Somehow this album reminds me of the word Yule. With song titles like “Beside You,” “Sweet Thing,” “Cyprus Avenue,” “The Way Young Lovers Do,” “Madame George,” “Ballerina,” and “Slim Slow Slider,” I get visions of pre-Christian rites and sacrifice and ale and mirth and Odin and wild hunters racing across the winter sky, and yet these images of personal mysticism aren’t quite enough… They fall short of being a “newborn sun,” and they can only hint at music of the soul.
With arrival of another Winter Solstice in the northern hemisphere, I listen yet again to these songs recorded in the late 60s and note how the eight songs form a long, coherent cycle of “intangible narrative of unreachable worlds.” The music, Morrison’s masterpiece, is a stone that dropped into a pond of cosmic being, still rippling to the shore of present time.
I’m not a music critic but I know what I like. I generally write from personal experiences rather than from purely academic viewpoints, but I’ve got some help from friends with better musical knowledge. My son, a trumpet and piano player who started his college life with a minor in music, helped me get a grip on the complicated (but somehow “simple”) structure of Astral Weeks, and my friend Kyle sent me a Christmas card that, oddly, helps to camouflage my musical ignorance when…
…listening to the album I assume the title of Fish Whisperer rather than Object of Fish Laughter, when I step into a wild river of impressionistic lyrics, of stream-of-consciousness evoking deep emotions, and of Van Morrison’s saxophonal, virtuosic singing.
“This card reminded me of you,” wrote Kyle. “If you could walk with a tree, the fish wouldn’t know you were on the riverbank, and you could sneak up on them.” And that’s how it is with a listen to Astral Weeks.
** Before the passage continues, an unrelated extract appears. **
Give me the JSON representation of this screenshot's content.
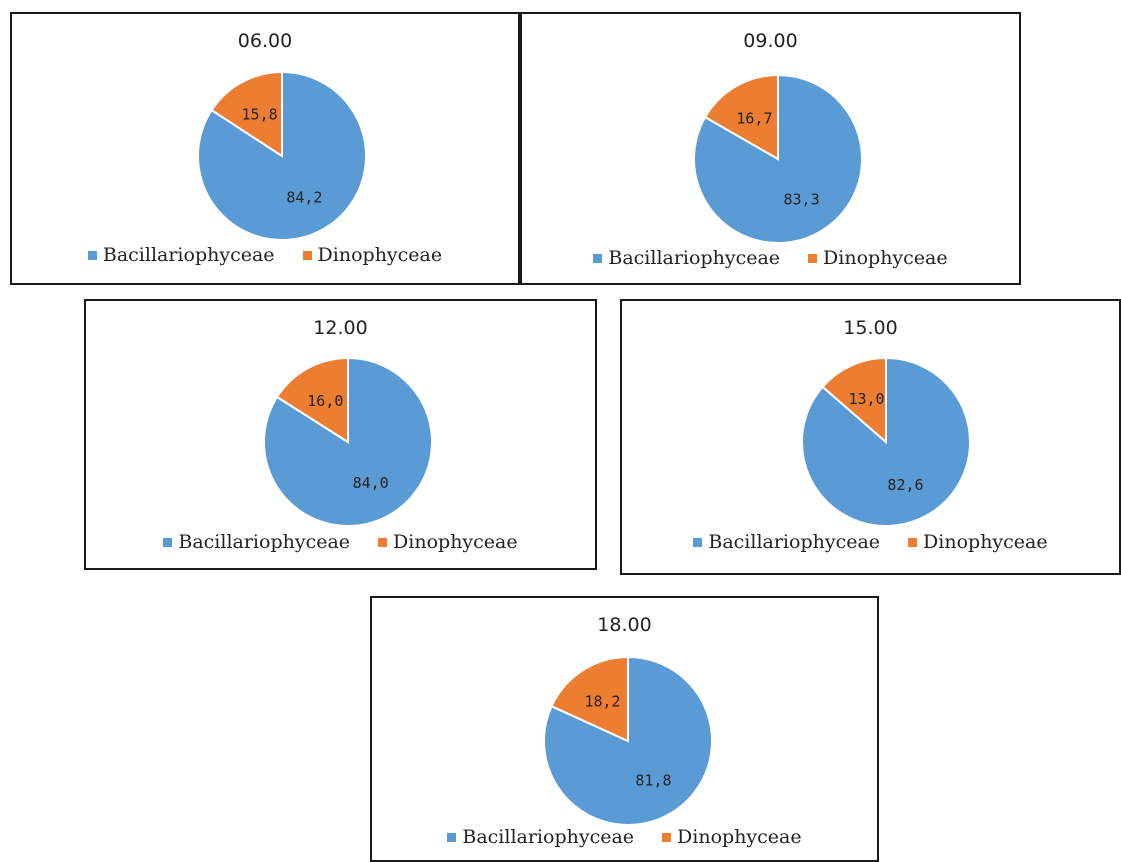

The music goes where it wants to go, and I flow with it. A simple idea, but give a listen, and try it…
Sneaking around with tree camouflage worked for certain scenes in Shakespearean and Tolkien drama. I like to think it might work for me, as well, especially in fall when the streams are low and clear and the trout are wary, but to pull it off on a place like Cedar Run defies… probability.
Ah, to slip back into the music camouflaged in dreamy late-night 70s fabric… to pass off my appreciation…
“If I ventured in the slipstream/ Between the viaducts of your dream/ Where mobile steel rims crack/ And the ditch in the back roads stop// Could you find me?/ Would you kiss-a my eyes?/ To lay me down in silence easy/ To be born again, to be born again// ….
So begins this album of emotional outpouring from an upbringing in Belfast, Ireland. So begins this record of delicate musical structures unlike any recording before or after. So begins a mountain stream of blended musical currents, of blues, folk, jazz, and classical elements. And so begins a season of rebirth, at Yule.